From your connections/work with the Local Enterprise Partnership a lot of funding gets targeted to STEM subjects and skills – what is your experience as an employer?
Obviously, there’s a big focus on STEM now and that’s great, but my concern in the world is that if we neglect the Arts, we miss out on something else that’s vitally important. What we really need is people thinking creatively about where we want to go. As the world starts to automate a lot of business, what you need is more people thinking differently – that’s what Arts and Culture can bring. I’m not saying that people don’t think creatively in STEM, of course they do, but you’ve got to encourage people that you can’t just learn by rote – you’ve got to find other ways to look at the world around us.
I think the decrease in emphasis on the Arts in schools, particularly around drama, painting, or any of the wider art subjects, will cause a real problem in the future. If they’re not going to promote it in schools, then places like The Exchange need to be supported to fill this gap – whether that’s trust funding, government or council support – otherwise I think we will lose a generation of talent.
Could you comment on the value to organisations of professionals volunteering their skills in different settings?
It’s important that companies and people that have capacity to do it go out and see how other organisations work. It can only do good for their ability to do their own job better.
I gain a lot from when I watch a piece of theatre at The Exchange – to see that as a product compared to the product that I sell every day. It just gives you a different feeling – to watch that achievement and know that you’ve helped the team get there. It’s entirely different to the support that my team at The NBT Group need from me. It gives you the mind space to see other challenges and respond creatively. It’s like everything in life: the more people can get involved, perhaps in something outside of their comfort zones, and the more ideas or questions from different standpoints we bring to the party, the better.
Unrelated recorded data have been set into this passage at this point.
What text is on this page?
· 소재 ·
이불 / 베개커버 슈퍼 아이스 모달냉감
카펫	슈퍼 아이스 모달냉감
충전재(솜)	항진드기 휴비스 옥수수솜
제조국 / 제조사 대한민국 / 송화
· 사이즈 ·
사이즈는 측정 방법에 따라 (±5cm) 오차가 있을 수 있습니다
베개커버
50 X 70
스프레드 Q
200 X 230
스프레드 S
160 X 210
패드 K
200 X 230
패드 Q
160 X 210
You work with economic development across the region – what part do you see culture playing in the future?
We need local councils and central government to not forget the importance of Arts and Culture. Not only what they can bring directly to the economy as a multi-billion-pound turnover business sector in the UK, but what they can also bring to so many people, in terms of expanding minds and enriching lives.
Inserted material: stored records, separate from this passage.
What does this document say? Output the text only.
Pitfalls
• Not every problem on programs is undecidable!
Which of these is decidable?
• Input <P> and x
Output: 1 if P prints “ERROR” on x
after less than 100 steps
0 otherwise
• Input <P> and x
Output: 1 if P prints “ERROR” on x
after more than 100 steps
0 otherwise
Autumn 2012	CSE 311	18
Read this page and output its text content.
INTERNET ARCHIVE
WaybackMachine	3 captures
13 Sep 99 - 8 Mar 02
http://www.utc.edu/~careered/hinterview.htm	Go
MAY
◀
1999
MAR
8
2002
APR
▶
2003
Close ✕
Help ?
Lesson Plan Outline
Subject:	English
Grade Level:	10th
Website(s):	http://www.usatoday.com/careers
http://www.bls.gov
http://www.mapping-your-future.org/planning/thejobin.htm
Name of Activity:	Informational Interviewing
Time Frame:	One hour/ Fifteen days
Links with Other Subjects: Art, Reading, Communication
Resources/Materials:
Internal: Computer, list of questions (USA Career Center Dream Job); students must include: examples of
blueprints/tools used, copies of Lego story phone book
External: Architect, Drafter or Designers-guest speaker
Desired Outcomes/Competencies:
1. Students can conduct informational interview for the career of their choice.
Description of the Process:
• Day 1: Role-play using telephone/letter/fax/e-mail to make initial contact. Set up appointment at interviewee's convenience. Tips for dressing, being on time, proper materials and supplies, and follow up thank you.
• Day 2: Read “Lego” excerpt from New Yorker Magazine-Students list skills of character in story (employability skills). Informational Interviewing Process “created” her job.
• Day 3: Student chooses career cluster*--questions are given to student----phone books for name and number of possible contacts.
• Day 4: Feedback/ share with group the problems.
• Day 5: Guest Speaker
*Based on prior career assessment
I’ve always said that encouraging that nervous young person to stand on a stage and read out a poem in front of their family and friends can be hugely empowering for them. They might not necessarily go on to star on the West End stage, but the confidence they gain from it could mean that they grow up to become a great salesperson for me!
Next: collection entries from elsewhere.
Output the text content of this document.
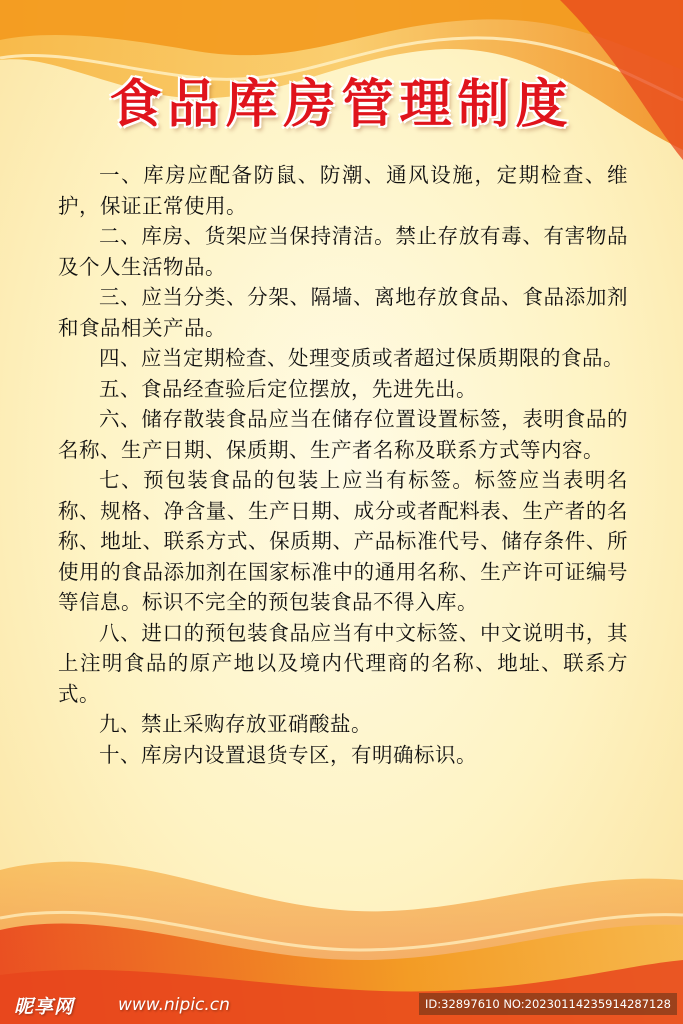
食品库房管理制度

一、库房应配备防鼠、防潮、通风设施，定期检查、维护，保证正常使用。

二、库房、货架应当保持清洁。禁止存放有毒、有害物品及个人生活物品。

三、应当分类、分架、隔墙、离地存放食品、食品添加剂和食品相关产品。

四、应当定期检查、处理变质或者超过保质期限的食品。

五、食品经查验后定位摆放，先进先出。

六、储存散装食品应当在储存位置设置标签，表明食品的名称、生产日期、保质期、生产者名称及联系方式等内容。

七、预包装食品的包装上应当有标签。标签应当表明名称、规格、净含量、生产日期、成分或者配料表、生产者的名称、地址、联系方式、保质期、产品标准代号、储存条件、所使用的食品添加剂在国家标准中的通用名称、生产许可证编号等信息。标识不完全的预包装食品不得入库。

八、进口的预包装食品应当有中文标签、中文说明书，其上注明食品的原产地以及境内代理商的名称、地址、联系方式。

九、禁止采购存放亚硝酸盐。

十、库房内设置退货专区，有明确标识。

昵享网	www.nipic.cn	ID:32897610 NO:20230114235914287128
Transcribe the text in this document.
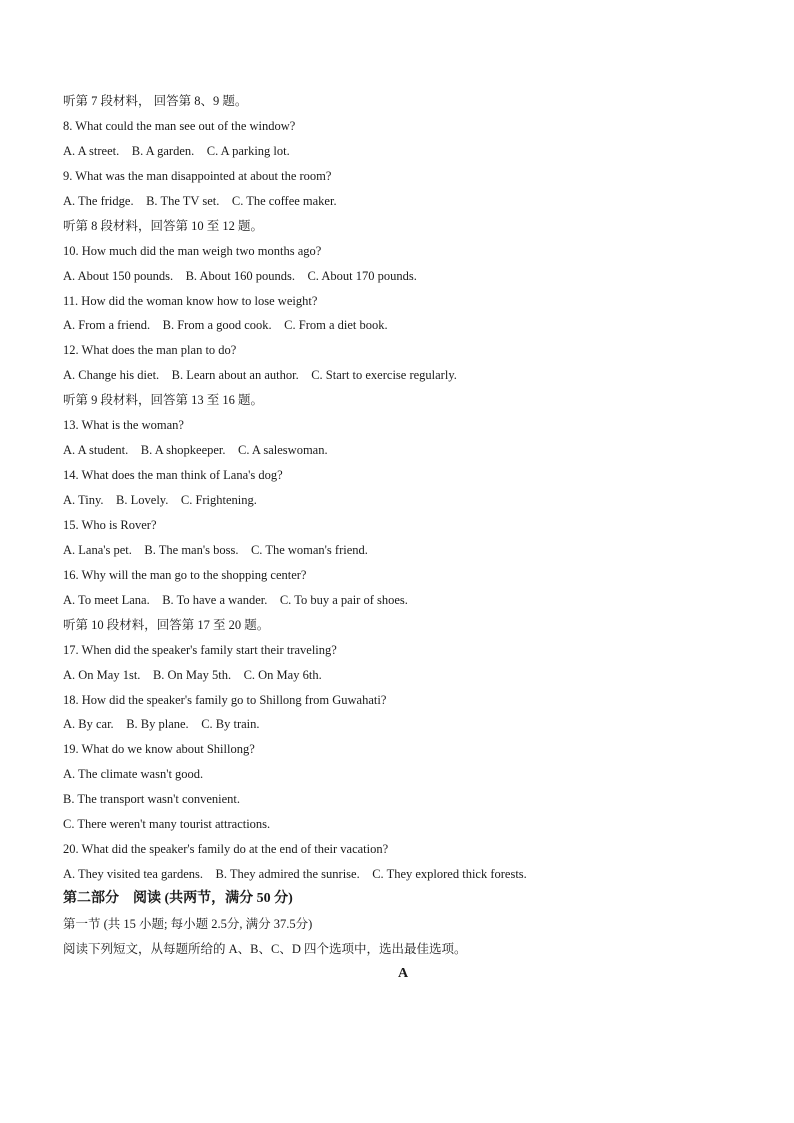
听第 7 段材料， 回答第 8、9 题。
8. What could the man see out of the window?
A. A street. B. A garden. C. A parking lot.
9. What was the man disappointed at about the room?
A. The fridge. B. The TV set. C. The coffee maker.
听第 8 段材料，回答第 10 至 12 题。
10. How much did the man weigh two months ago?
A. About 150 pounds. B. About 160 pounds. C. About 170 pounds.
11. How did the woman know how to lose weight?
A. From a friend. B. From a good cook. C. From a diet book.
12. What does the man plan to do?
A. Change his diet. B. Learn about an author. C. Start to exercise regularly.
听第 9 段材料，回答第 13 至 16 题。
13. What is the woman?
A. A student. B. A shopkeeper. C. A saleswoman.
14. What does the man think of Lana's dog?
A. Tiny. B. Lovely. C. Frightening.
15. Who is Rover?
A. Lana's pet. B. The man's boss. C. The woman's friend.
16. Why will the man go to the shopping center?
A. To meet Lana. B. To have a wander. C. To buy a pair of shoes.
听第 10 段材料，回答第 17 至 20 题。
17. When did the speaker's family start their traveling?
A. On May 1st. B. On May 5th. C. On May 6th.
18. How did the speaker's family go to Shillong from Guwahati?
A. By car. B. By plane. C. By train.
19. What do we know about Shillong?
A. The climate wasn't good.
B. The transport wasn't convenient.
C. There weren't many tourist attractions.
20. What did the speaker's family do at the end of their vacation?
A. They visited tea gardens. B. They admired the sunrise. C. They explored thick forests.
第二部分　阅读 (共两节，满分 50 分)
第一节 (共 15 小题; 每小题 2.5分, 满分 37.5分)
阅读下列短文，从每题所给的 A、B、C、D 四个选项中，选出最佳选项。
A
This confidence-building, the ability to think differently or creatively, to give a place to thrive for those who need it, is critical, and if we, as a whole, neglect to support the Arts, for our government not to put adequate focus on it, then I think we potentially lose something that should be a linchpin in our ability to move on over the next 10 years and beyond as individuals, as a region and as a country.
I’ve always thought that a community should have access to a theatre.